文献类型：期刊文献

英文题名：Environmental impacts evaluation and promotion measures of wood-based composite doors

作者：Lao, Wan-Li[1] Ma, Li-Ping[2] Wang, Chen[2] Liu, Cong-Wei[2] Li, Yan[3,4]

第一作者：劳万里

通信作者：Li, Y[1]

机构：[1]Chinese Acad Forestry, Res Inst Wood Ind, Beijing 100091, Peoples R China;[2]China Testing & Certificat Int Grp Co Ltd, Beijing 100024, Peoples R China;[3]Natl Forestry & Grassland Adm, Dept Sci & Technol, Beijing 100714, Peoples R China;[4]Hepingli Rd, Beijing 100714, Peoples R China

年份：2023

卷号：80

外文期刊名：JOURNAL OF BUILDING ENGINEERING

收录：;EI(收录号：20234715093083);Scopus(收录号：2-s2.0-85177216827);WOS:【SCI-EXPANDED(收录号:WOS:001119771500001)】；

基金：This work was financially supported by the soft science project for study on carbon emission accounting and mitigation path of China's wood and bamboo processing industry from China National Forestry and Grassland Administration (2023131004).

语种：英文

外文关键词：Environmental performance; Wooden doors; Life cycle assessment; Wood-based products

摘要：China is one of the biggest producers of wooden doors all over the world, and the wood-based composite doors are the most popular wooden door type in the country.
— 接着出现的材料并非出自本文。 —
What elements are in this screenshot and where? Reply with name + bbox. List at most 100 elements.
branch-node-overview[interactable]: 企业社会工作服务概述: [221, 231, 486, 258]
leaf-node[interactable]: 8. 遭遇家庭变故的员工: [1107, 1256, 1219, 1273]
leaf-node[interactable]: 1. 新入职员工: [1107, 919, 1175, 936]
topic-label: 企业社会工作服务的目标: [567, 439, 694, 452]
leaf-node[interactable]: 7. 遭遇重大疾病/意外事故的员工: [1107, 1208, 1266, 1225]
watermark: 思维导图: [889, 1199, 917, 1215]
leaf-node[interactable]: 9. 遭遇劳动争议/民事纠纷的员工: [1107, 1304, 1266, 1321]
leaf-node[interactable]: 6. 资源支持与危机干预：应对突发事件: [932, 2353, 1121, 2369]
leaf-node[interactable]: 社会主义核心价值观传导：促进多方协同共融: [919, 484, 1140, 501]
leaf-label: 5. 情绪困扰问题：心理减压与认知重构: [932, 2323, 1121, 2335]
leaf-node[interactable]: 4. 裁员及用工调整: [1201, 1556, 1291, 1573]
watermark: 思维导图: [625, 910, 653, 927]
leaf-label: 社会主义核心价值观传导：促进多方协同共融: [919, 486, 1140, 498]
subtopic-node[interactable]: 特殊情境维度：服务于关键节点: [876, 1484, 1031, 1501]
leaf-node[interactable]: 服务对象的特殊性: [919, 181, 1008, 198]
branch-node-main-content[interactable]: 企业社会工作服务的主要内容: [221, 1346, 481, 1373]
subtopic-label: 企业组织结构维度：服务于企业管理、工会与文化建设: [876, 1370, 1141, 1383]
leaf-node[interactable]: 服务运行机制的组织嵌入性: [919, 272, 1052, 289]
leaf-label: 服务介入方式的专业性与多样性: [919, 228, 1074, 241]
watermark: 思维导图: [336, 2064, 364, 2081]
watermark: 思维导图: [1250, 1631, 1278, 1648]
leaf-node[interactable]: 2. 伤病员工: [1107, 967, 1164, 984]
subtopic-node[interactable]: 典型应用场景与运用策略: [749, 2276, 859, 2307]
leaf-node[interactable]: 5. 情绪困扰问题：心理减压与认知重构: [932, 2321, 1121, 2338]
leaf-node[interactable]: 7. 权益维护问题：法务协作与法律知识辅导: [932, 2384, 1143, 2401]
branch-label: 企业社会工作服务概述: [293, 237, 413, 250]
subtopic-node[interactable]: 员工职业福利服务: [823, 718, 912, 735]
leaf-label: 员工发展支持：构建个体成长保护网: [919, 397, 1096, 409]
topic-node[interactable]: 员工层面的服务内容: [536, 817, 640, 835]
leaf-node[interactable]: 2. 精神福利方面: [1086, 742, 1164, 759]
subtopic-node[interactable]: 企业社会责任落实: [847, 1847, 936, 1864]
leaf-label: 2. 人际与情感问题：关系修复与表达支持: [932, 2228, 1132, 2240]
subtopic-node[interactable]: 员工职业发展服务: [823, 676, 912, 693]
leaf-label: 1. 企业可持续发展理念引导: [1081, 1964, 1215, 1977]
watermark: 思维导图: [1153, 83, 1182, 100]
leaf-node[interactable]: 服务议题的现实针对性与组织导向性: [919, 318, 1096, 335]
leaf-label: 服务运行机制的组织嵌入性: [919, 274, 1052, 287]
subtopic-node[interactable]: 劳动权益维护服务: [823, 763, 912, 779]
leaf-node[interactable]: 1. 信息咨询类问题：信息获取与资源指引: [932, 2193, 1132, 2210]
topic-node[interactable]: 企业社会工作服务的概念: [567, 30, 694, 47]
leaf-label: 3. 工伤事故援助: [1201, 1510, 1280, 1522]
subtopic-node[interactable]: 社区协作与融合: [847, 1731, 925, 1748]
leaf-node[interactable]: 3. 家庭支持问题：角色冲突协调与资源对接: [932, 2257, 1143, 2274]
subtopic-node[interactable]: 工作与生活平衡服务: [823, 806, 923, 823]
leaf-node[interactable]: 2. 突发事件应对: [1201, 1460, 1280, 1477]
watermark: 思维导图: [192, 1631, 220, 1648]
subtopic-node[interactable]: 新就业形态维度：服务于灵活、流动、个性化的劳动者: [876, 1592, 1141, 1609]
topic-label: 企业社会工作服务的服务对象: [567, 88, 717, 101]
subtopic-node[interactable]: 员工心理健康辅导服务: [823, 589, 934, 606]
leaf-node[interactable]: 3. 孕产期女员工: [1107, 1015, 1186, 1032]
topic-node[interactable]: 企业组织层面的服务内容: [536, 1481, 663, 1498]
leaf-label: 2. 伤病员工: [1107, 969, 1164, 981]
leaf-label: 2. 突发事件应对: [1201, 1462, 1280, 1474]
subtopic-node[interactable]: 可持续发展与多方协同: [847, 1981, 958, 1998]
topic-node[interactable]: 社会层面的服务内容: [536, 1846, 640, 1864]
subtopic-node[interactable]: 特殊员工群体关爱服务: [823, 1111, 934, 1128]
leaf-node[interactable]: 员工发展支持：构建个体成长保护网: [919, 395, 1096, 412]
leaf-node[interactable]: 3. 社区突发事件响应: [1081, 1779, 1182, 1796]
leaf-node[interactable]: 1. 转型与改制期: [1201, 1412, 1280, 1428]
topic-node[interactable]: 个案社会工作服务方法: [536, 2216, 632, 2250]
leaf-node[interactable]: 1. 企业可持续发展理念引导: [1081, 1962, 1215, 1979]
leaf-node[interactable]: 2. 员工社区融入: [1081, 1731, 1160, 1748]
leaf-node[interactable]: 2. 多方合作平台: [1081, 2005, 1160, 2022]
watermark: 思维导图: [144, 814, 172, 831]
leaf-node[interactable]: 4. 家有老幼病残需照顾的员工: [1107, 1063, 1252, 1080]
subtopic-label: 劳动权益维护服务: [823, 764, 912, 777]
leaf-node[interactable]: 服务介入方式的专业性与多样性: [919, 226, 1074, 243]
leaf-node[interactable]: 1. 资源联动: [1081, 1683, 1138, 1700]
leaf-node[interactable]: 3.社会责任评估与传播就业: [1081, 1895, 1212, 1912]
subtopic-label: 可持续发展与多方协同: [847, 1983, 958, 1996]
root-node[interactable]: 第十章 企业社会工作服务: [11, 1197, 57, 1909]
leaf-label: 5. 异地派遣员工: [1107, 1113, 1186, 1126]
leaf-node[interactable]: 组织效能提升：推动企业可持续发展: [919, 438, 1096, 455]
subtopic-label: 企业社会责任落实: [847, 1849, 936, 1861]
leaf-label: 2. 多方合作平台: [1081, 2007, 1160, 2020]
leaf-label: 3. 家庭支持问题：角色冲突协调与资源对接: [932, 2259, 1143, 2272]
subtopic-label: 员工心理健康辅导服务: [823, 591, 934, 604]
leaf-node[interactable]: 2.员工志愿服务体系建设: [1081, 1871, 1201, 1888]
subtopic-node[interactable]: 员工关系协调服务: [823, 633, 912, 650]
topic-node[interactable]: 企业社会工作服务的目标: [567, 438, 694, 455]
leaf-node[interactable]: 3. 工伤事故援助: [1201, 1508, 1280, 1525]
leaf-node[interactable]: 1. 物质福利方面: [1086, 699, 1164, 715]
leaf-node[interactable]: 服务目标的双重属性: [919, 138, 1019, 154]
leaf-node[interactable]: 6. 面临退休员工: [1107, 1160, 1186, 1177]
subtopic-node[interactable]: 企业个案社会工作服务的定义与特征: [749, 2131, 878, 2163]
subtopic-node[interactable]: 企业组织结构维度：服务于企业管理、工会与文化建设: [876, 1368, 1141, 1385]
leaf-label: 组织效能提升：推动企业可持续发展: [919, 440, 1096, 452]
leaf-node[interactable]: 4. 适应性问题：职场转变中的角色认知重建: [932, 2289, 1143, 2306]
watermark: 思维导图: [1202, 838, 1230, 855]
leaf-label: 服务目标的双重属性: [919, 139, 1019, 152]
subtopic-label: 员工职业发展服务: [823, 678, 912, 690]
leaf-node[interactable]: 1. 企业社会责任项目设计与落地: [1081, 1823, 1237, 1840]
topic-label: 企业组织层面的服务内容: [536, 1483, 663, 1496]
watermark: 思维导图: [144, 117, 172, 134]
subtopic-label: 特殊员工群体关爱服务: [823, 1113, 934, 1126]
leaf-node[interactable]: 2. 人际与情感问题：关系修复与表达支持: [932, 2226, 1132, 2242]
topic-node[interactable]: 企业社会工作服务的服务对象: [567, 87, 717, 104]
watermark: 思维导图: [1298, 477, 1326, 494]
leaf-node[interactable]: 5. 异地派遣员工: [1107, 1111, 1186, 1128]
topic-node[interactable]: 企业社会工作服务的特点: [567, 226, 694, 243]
In the context of energy-efficient and environment-friendly, assessing the environmental impacts of wood-based composite doors has become a necessity. The aim of this study was to comprehensively estimate the cradle-to-grave environmental effects of wood-based composite doors by Life Cycle Assessment (LCA). Using the eFootprint software, LCA study of wood-based composite doors was conducted according to the rules of ISO 14040 and ISO 14044. The selected environmental indicators were: respiratory inorganics (RI), global warming potential (GWP), eutrophication potential (EP), water use (WU), primary energy demand (PED), acidification potential (AP), photochemical oxidation formation potential (POFP), abiotic depletion potential (ADP), and ozone depletion potential (ODP). The results indicated that the production phase of raw and auxiliary material was the largest contributor to the environmental effects in terms of ADP, AP, PED, EP, GWP, RI, WU, ODP, and POFP, with the relative share ranging from 49 % to 99 %. The medium density fiberboard was the largest environmental hotspot because of the use of ureaformaldehyde resin. The end-of-life disposal also had a noticeable influence on environmental impact of the door. While the door manufacturing phase and transport phase had less environmental effects. The improvement measures were put forward from two aspects of door manufacturers and their suppliers. In addition, the feasibility and environmental benefits of door recycling was also discussed. The current results can help wood-based composite door manufacturers understand and improve the environmental performance of products.